GIUSTIZIA E POLITICA

Il tracollo di un pezzo della società italiana e di un pilastro del potere democristiano: la Fedeconsorzi. È un disastro in bilico fra cronaca e storia. Il presidente del Tribunale fallimentare di Roma, Ivo Greco, cerca di limitare i danni. È il 1993 e Greco ha il torto di studiare una strada innovativa per vendere i beni rimasti e per restituire quanto più possibile ai creditori. Crea una società ad hoc, la Sgr, partecipata da tutti i creditori, che acquista in blocco il «portafoglio» Federconsorzi. Una mossa che insospettisce la magistratura di Perugia e mette in moto un’inchiesta lunghissima, dolorosa e costosissima. Oggi a distanza di tanti anni è possibile tentare un bilancio di quella disastrosa operazione di chirurgia giudiziaria.
Quell’indagine, conclusa con un buco nell’acqua, è costata al contribuente qualcosa come 150 milioni di euro. Una cifra stratosferica, ma questo è il prezzo pagato ai sospetti, ai processi, al congelamento decennale della Sgr con tutti i suoi cespiti. Giovanni Panebianco nel libro Processo a un’idea, con prefazione di Mario Almerighi, ricostruisce dettagliatamente tabella per tabella queste spese di cui, naturalmente, nessuno verrà chiamato a rispondere.
Greco, assistito dal professor Pellegrino Capaldo, banchiere ed economista, ha fatto solo il suo dovere, ma a Perugia non l’hanno capito. E anzi sono stati messi fuoristrada da una squadra di periti. Gli esperti del tribunale di Perugia hanno confuso la stima con il prezzo: la stima di quei beni, teorica, con la cifra spuntata al momento della vendita. Certo, per il commissario giudiziale i beni Federconsorzi valgono circa 4mila miliardi, ma alla fine sono stati ceduti alla Sgr per 2150 miliardi. Quasi duemila in meno. Troppo poco? No, purtroppo quel che è successo è quel che accade normalmente: se devi vendere e sei in posizione di debolezza, se devi comunque far cassa, si sa, devi accettare le condizioni poste da chi compra. Anzi, la costituzione della Sgr è servita per limitare i danni.
Ma per Perugia, le cose non stanno così. Greco e Capaldo avrebbero diretto dalla loro cabina di regia una svendita del glorioso patrimonio Federconsorzi. Al termine di un’inchiesta e di un processo lunghissimi, Greco e Capaldo vengono condannati per bancarotta fraudolenta a 4 anni di carcere. Greco, un magistrato dalla lunga e specchiata carriera, se n’è andato in pensione con tutta la sofferenza per questa situazione.

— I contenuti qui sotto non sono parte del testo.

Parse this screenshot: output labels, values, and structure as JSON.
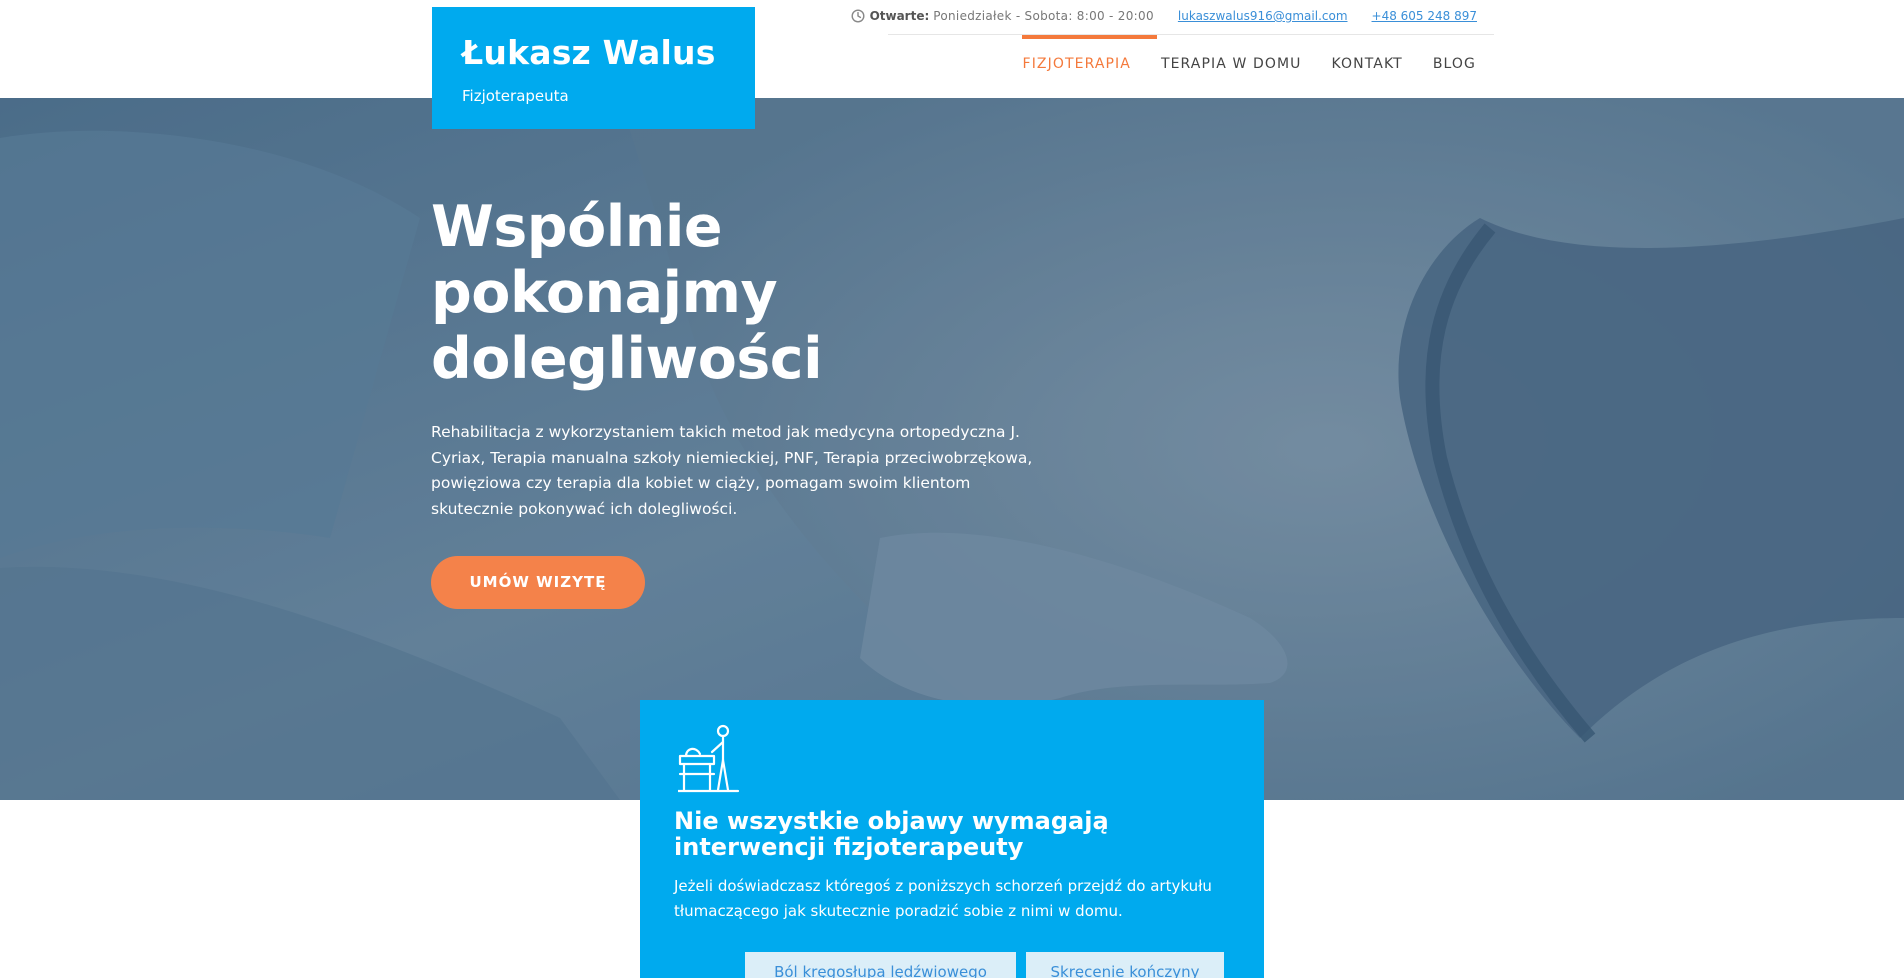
{
  "header": {
    "logo_name": "Łukasz Walus",
    "logo_subtitle": "Fizjoterapeuta",
    "hours_label": "Otwarte:",
    "hours_value": "Poniedziałek - Sobota: 8:00 - 20:00",
    "email": "lukaszwalus916@gmail.com",
    "phone": "+48 605 248 897",
    "nav": [
      {
        "label": "FIZJOTERAPIA",
        "active": true
      },
      {
        "label": "TERAPIA W DOMU",
        "active": false
      },
      {
        "label": "KONTAKT",
        "active": false
      },
      {
        "label": "BLOG",
        "active": false
      }
    ]
  },
  "hero": {
    "title_lines": [
      "Wspólnie",
      "pokonajmy",
      "dolegliwości"
    ],
    "text": "Rehabilitacja z wykorzystaniem takich metod jak medycyna ortopedyczna J. Cyriax, Terapia manualna szkoły niemieckiej, PNF, Terapia przeciwobrzękowa, powięziowa czy terapia dla kobiet w ciąży, pomagam swoim klientom skutecznie pokonywać ich dolegliwości.",
    "cta_label": "UMÓW WIZYTĘ"
  },
  "card": {
    "icon": "physiotherapy-table-icon",
    "title": "Nie wszystkie objawy wymagają interwencji fizjoterapeuty",
    "text": "Jeżeli doświadczasz któregoś z poniższych schorzeń przejdź do artykułu tłumaczącego jak skutecznie poradzić sobie z nimi w domu.",
    "buttons": [
      "Ból kręgosłupa lędźwiowego",
      "Skręcenie kończyny"
    ]
  },
  "colors": {
    "brand_blue": "#00aaee",
    "accent_orange": "#f4793b",
    "link_blue": "#3a8fd8"
  }
}
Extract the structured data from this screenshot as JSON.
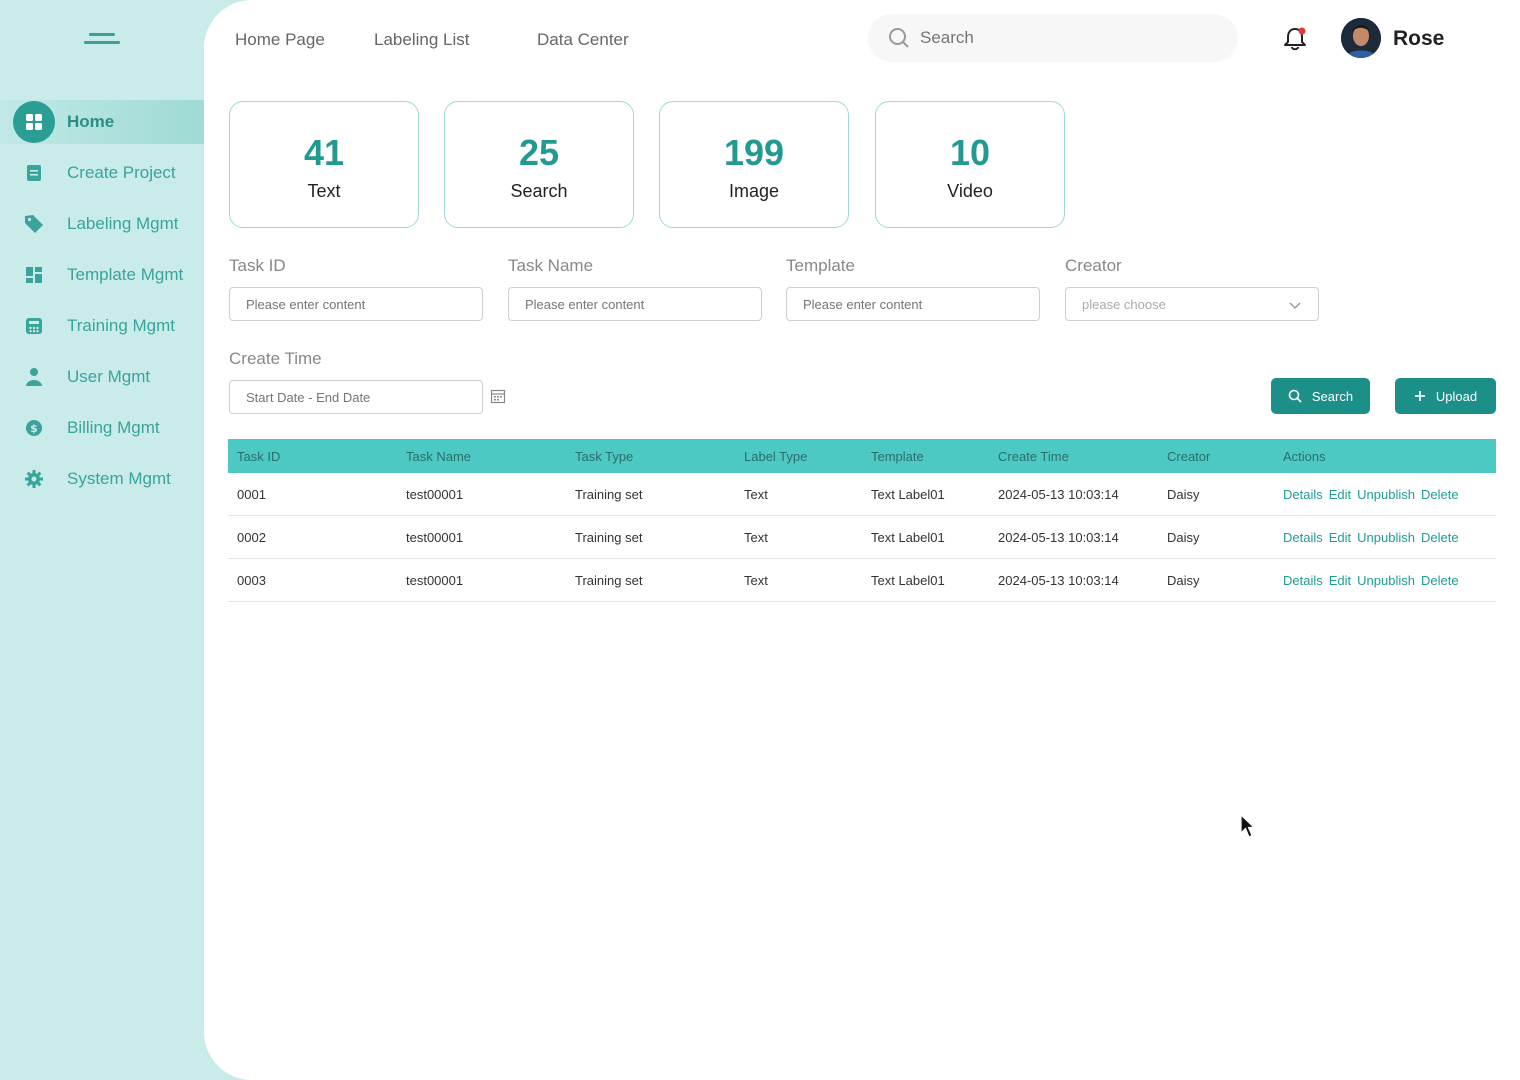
{
  "nav": {
    "top_links": [
      "Home Page",
      "Labeling List",
      "Data Center"
    ],
    "search_placeholder": "Search",
    "user_name": "Rose"
  },
  "sidebar": {
    "items": [
      {
        "label": "Home",
        "icon": "grid-icon",
        "active": true
      },
      {
        "label": "Create Project",
        "icon": "document-icon"
      },
      {
        "label": "Labeling Mgmt",
        "icon": "tag-icon"
      },
      {
        "label": "Template Mgmt",
        "icon": "layout-icon"
      },
      {
        "label": "Training Mgmt",
        "icon": "calculator-icon"
      },
      {
        "label": "User Mgmt",
        "icon": "user-icon"
      },
      {
        "label": "Billing Mgmt",
        "icon": "dollar-icon"
      },
      {
        "label": "System Mgmt",
        "icon": "gear-icon"
      }
    ]
  },
  "stats": [
    {
      "value": "41",
      "label": "Text"
    },
    {
      "value": "25",
      "label": "Search"
    },
    {
      "value": "199",
      "label": "Image"
    },
    {
      "value": "10",
      "label": "Video"
    }
  ],
  "filters": {
    "task_id": {
      "label": "Task ID",
      "placeholder": "Please enter content"
    },
    "task_name": {
      "label": "Task Name",
      "placeholder": "Please enter content"
    },
    "template": {
      "label": "Template",
      "placeholder": "Please enter content"
    },
    "creator": {
      "label": "Creator",
      "placeholder": "please choose"
    },
    "create_time": {
      "label": "Create Time",
      "placeholder": "Start Date - End Date"
    }
  },
  "buttons": {
    "search": "Search",
    "upload": "Upload"
  },
  "table": {
    "headers": [
      "Task ID",
      "Task Name",
      "Task Type",
      "Label Type",
      "Template",
      "Create Time",
      "Creator",
      "Actions"
    ],
    "rows": [
      {
        "id": "0001",
        "name": "test00001",
        "type": "Training set",
        "label_type": "Text",
        "template": "Text Label01",
        "time": "2024-05-13 10:03:14",
        "creator": "Daisy"
      },
      {
        "id": "0002",
        "name": "test00001",
        "type": "Training set",
        "label_type": "Text",
        "template": "Text Label01",
        "time": "2024-05-13 10:03:14",
        "creator": "Daisy"
      },
      {
        "id": "0003",
        "name": "test00001",
        "type": "Training set",
        "label_type": "Text",
        "template": "Text Label01",
        "time": "2024-05-13 10:03:14",
        "creator": "Daisy"
      }
    ],
    "actions": [
      "Details",
      "Edit",
      "Unpublish",
      "Delete"
    ]
  },
  "colors": {
    "accent": "#1c9088",
    "sidebar_bg": "#c9ecea",
    "table_header": "#4cc9c3",
    "notification_dot": "#e53935"
  }
}
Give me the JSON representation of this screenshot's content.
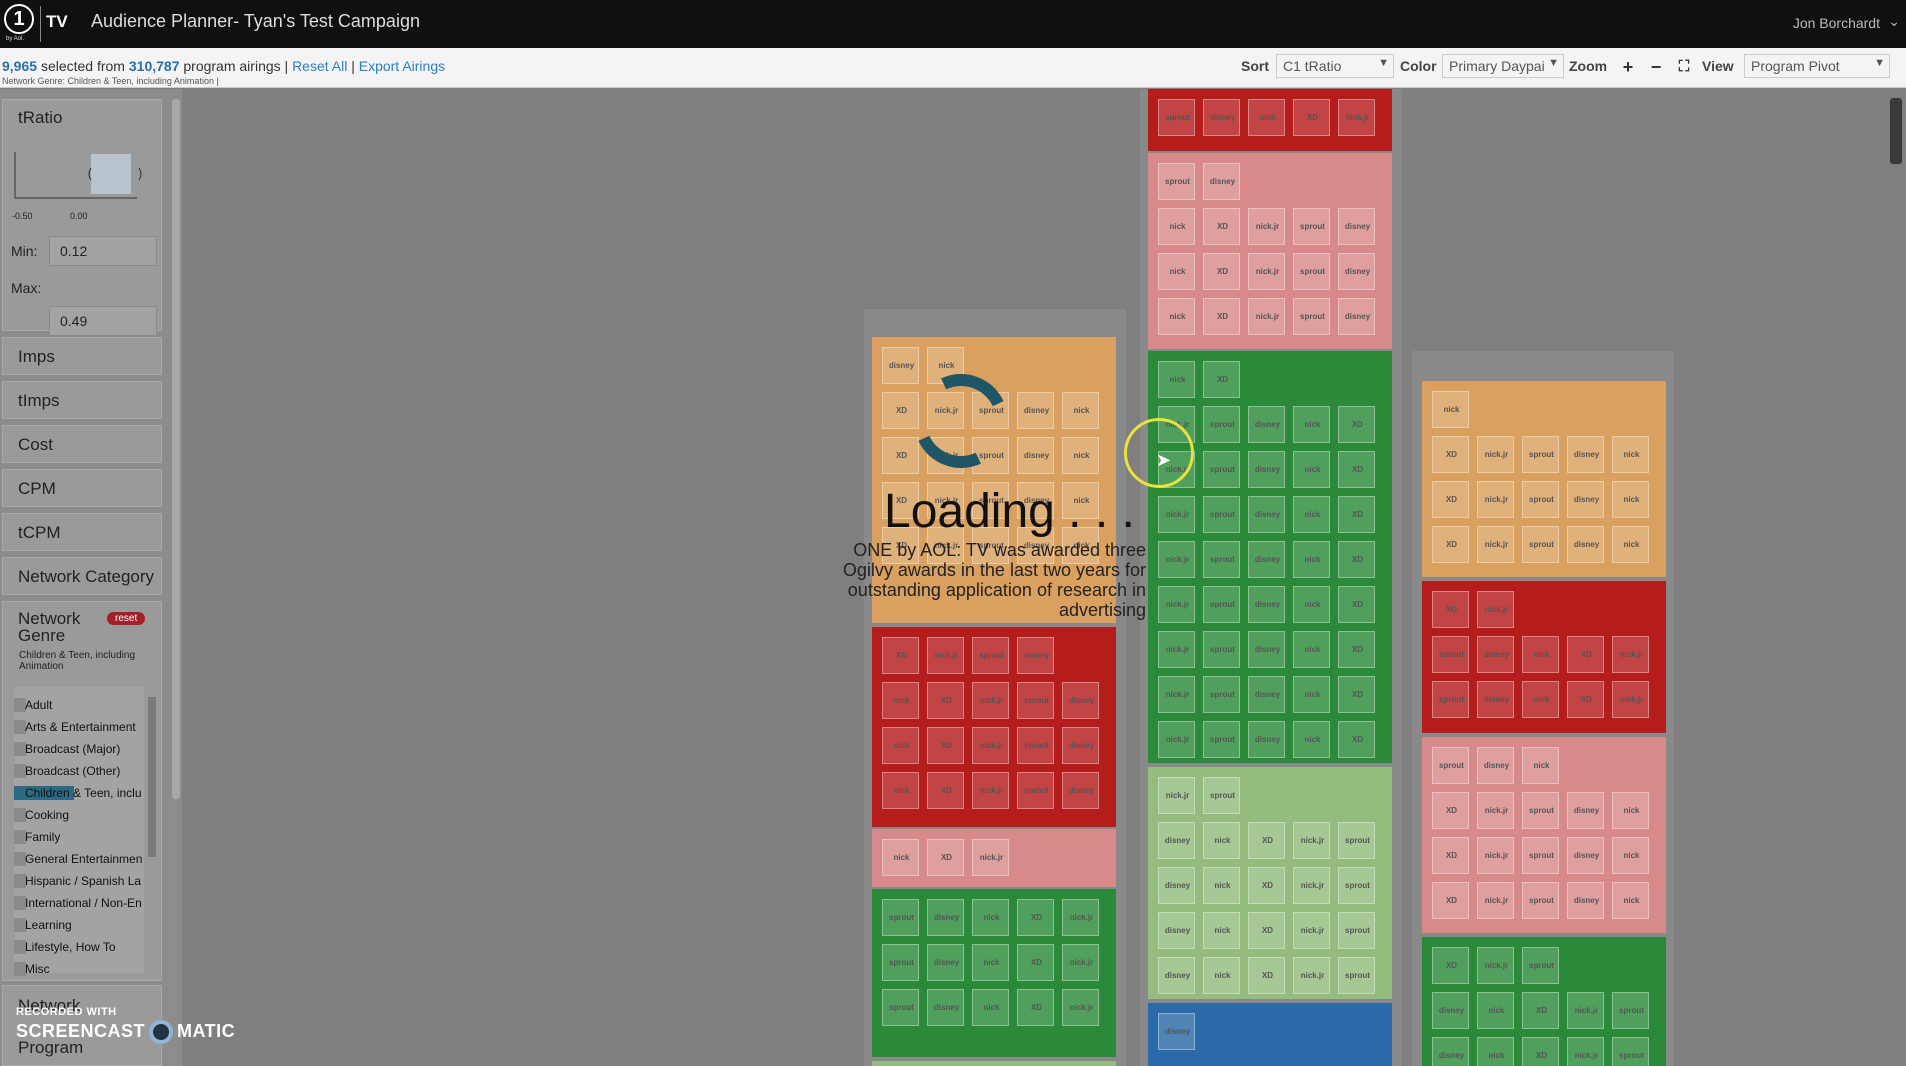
{
  "app": {
    "logo_text": "1",
    "logo_sub": "by Aol.",
    "product": "TV",
    "title": "Audience Planner- Tyan's Test Campaign",
    "user": "Jon Borchardt"
  },
  "selection": {
    "selected_count": "9,965",
    "selected_mid": "selected from",
    "total_count": "310,787",
    "total_suffix": "program airings |",
    "reset_all": "Reset All",
    "separator": "|",
    "export": "Export Airings",
    "filter_note": "Network Genre: Children & Teen, including Animation |"
  },
  "controls": {
    "sort_label": "Sort",
    "sort_value": "C1 tRatio",
    "color_label": "Color",
    "color_value": "Primary Daypai",
    "zoom_label": "Zoom",
    "zoom_in": "+",
    "zoom_out": "−",
    "fullscreen": "⛶",
    "view_label": "View",
    "view_value": "Program Pivot"
  },
  "sidebar": {
    "tratio": {
      "label": "tRatio",
      "tick_left": "-0.50",
      "tick_right": "0.00",
      "min_label": "Min:",
      "min_value": "0.12",
      "max_label": "Max:",
      "max_value": "0.49"
    },
    "metrics": [
      "Imps",
      "tImps",
      "Cost",
      "CPM",
      "tCPM",
      "Network Category"
    ],
    "genre": {
      "label": "Network Genre",
      "reset": "reset",
      "subtitle": "Children & Teen, including Animation",
      "items": [
        {
          "label": "Adult"
        },
        {
          "label": "Arts & Entertainment"
        },
        {
          "label": "Broadcast (Major)"
        },
        {
          "label": "Broadcast (Other)"
        },
        {
          "label": "Children & Teen, inclu"
        },
        {
          "label": "Cooking"
        },
        {
          "label": "Family"
        },
        {
          "label": "General Entertainmen"
        },
        {
          "label": "Hispanic / Spanish La"
        },
        {
          "label": "International / Non-En"
        },
        {
          "label": "Learning"
        },
        {
          "label": "Lifestyle, How To"
        },
        {
          "label": "Misc"
        }
      ],
      "active_index": 4
    },
    "network_label": "Network",
    "program_label": "Program"
  },
  "loading": {
    "title": "Loading . . .",
    "note": "ONE by AOL: TV was awarded three Ogilvy awards in the last two years for outstanding application of research in advertising"
  },
  "watermark": {
    "line1": "RECORDED WITH",
    "line2a": "SCREENCAST",
    "line2b": "MATIC"
  },
  "colors": {
    "orange": "#d9a05f",
    "red": "#b51c1c",
    "pink": "#d88a8a",
    "green": "#2a8a3a",
    "lightgreen": "#93bc7e",
    "blue": "#2a6aa8"
  },
  "tile_labels": [
    "disney",
    "nick",
    "XD",
    "nick.jr",
    "sprout"
  ]
}
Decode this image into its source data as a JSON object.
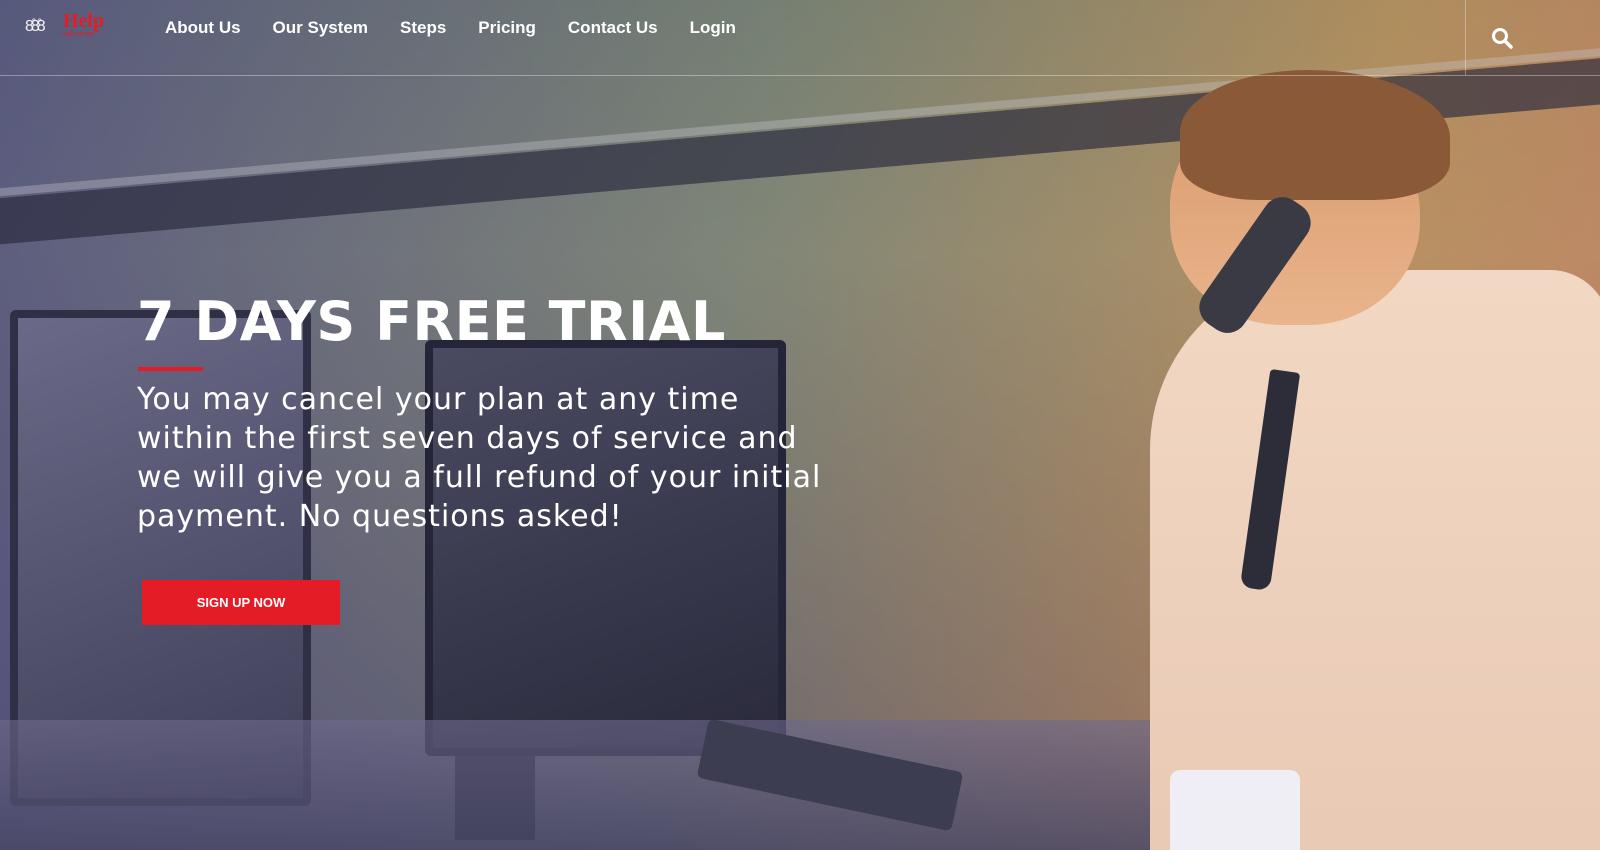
{
  "brand": {
    "logo_text": "Help",
    "logo_subtext": "call center",
    "logo_people_glyph": "8̊8̊8",
    "accent_color": "#e31c25"
  },
  "nav": {
    "items": [
      {
        "label": "About Us"
      },
      {
        "label": "Our System"
      },
      {
        "label": "Steps"
      },
      {
        "label": "Pricing"
      },
      {
        "label": "Contact Us"
      },
      {
        "label": "Login"
      }
    ],
    "search_icon": "search-icon"
  },
  "hero": {
    "headline": "7 DAYS FREE TRIAL",
    "description": "You may cancel your plan at any time within the first seven days of service and we will give you a full refund of your initial payment. No questions asked!",
    "cta_label": "SIGN UP NOW"
  }
}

Non c’è stata nessuna bancarotta, l’errore è clamoroso, semmai si è percorsa una strada diversa e originale per chiudere il contenzioso. Il processo è frutto di un errore e la condanna è la cornice su questo scempio. Sarebbe anche facile rispondere inoltrandosi nel retrobottega della dietrologia nostrana: Greco, prima di essere azzoppato e disarcionato da questa indagine, era non solo il numero uno del Tribunale fallimentare della capitale ma anche il presidente del Tribunale dei ministri di Roma in piena tempesta Mani pulite. Dava fastidio a qualcuno? O, più banalmente, c’è chi ha cercato di piazzare un amico al posto suo su quella poltrona così strategica? Domande legittime che però l’interessato lascia rimbalzare. È un magistrato all’antica, non dà interviste, non ama i riflettori. Aspetta giustizia e la giustizia bussa prima in appello, poi con forza in Cassazione. Le condanne diventano assoluzioni, assoluzioni sempre più nette e limpide. L’impianto dell’indagine di Perugia viene raso al suolo, fino al verdetto finale del 2006. L’equivoco, sempre che lo si possa definire così, viene chiarito.
Greco è ormai un pensionato che ha varcato la soglia degli ottant’anni, inseguito come un incubo, lui che era sempre il più bravo e il più preparato, dall’etichetta di bancarottiere. E la Sgr, dopo un decennio di letargo, può concludere la vendita dei suoi beni. Il conto, come sempre lo pagheranno gli italiani. Centocinquanta milioni di euro, a cominciare dalle spese di custodia giudiziale.

Soldi che potevano e dovevano essere risparmiati.